イマジナリーフレンド
NARU
第1話 プロローグ
「本日の東京の最高気温は35℃です。熱中症予防のために水分を取ったり、なるべく屋内にいるようにしてくださいね。」
朝の情報番組のアナウンサーがそう言っているのを聞きながら朝食を食べていると、仕事に行く準備が終わったらしい母がリビングに来た。
「あら、今日も暑いのね。」
「うん、35℃だって。」
「私たちが子供の頃はここまで暑くなかったのに、、、っていけない仕事に遅刻しちゃう。千佳、学校行く時ちゃんと鍵かけていってね!」
そう言いながら、母は家から出ていった。
「はぁ。学校行きたくないな。」
学校は普段からめんどくさいと思っているが特にこの夏休みの時期だけは行きたくない。
別に友達がいないってわけじゃない。むしろ友達はいる方だと思う。普段の昼休みだって友達と一緒に遊ぶ。だけどこの時期だけは行きたくない。だってこの時期に学校に行く理由は一つしかない。
それは「プール」だ。うちの小学校は毎年夏休み中も週に何回か学校に行ってプールで泳がなければいけない。もちろん、強制とかではない。実際受験生である私たち6年生の中で何人かは受験をするので塾があるからいけないと聞いた。だけど、それ以外の人は大体プールに参加する。
「私も中学受験したいっていえばよかったのかな、、、」
そう考えていると、テレビは気象情報のニュースはとっくに終わっていて別の話題になっていた。テレビを消して私は昨日用意していたプールバッグを持って学校に行った。

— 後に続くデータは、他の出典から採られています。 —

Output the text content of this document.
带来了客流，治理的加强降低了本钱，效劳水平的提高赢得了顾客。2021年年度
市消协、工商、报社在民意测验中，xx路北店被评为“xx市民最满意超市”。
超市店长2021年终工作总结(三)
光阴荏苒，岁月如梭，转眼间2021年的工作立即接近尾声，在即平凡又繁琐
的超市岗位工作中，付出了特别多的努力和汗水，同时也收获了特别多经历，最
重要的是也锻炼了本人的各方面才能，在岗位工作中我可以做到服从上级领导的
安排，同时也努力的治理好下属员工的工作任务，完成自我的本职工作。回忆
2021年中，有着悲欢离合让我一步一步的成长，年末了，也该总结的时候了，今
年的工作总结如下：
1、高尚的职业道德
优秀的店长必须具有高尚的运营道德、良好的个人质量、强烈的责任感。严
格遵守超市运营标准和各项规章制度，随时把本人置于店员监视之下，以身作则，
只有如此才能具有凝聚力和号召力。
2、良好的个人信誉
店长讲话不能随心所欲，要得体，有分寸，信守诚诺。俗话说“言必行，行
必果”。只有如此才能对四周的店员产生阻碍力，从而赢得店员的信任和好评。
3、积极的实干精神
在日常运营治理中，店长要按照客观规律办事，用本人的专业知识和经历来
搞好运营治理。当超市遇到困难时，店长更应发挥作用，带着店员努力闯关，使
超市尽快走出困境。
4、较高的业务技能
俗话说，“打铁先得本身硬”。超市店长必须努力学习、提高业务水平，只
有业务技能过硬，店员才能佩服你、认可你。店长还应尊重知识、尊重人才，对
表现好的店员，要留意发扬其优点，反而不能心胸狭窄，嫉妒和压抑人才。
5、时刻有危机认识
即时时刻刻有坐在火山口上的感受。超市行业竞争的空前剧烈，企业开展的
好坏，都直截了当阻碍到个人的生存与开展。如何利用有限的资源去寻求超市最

学校に着いたら、先生にハンコをもらうカードを出さないといけない。そしてハンコを押してもらったらカードを置くケースにカードを入れて更衣室に向かう。いつもより早めに出たので今日はそんなに並ばないだろうと思っていた。しかし学校に着くともう既に他の生徒が沢山来ていた。私も並んで待っていると後ろからトントンと叩かれた。
「千佳、おはよ!今日は早いね!」
「真由美!おはよう。何かいつもより早く起きちゃったから早く来たんだ。」
相手は私の友達の一人である真由美だった。彼女は私と保育園の頃からの付き合いなので1番長い友達で親友だ。
「今日も暑いね〜この暑さだったら地獄のシャワーも天国のシャワーになりそう。」」
「そりゃ暑いよだって今日最高気温35℃って言ってたよ。」
そんな話をしていると、いつの間にか私の番が来た。
「関先生おはようございます。」
「はい!おはよう!プール今日も頑張ってね!」
「はい。」
カードにハンコを押してもらってケースにカードを置いた。
「じゃあ真由美私こっちだから。」
「うん!あとでね!」
真由美と別れてある場所へ向かう。
ドアの前に立ち深呼吸をしてノックをする。
「失礼します。」
ドアを開けると、そこには先生たちが沢山いる職員室だった。
「あら、千佳ちゃんおはよう。今日も暑いのに頑張ってきて偉いわね。」
「そんなことないです。」
「素直に認めてもいいのに、今開けるわね。」
副校長先生が鍵を持って応接室へ向かった。
私はプールでみんなと違うことが二つある。それは「着替える場所」だ。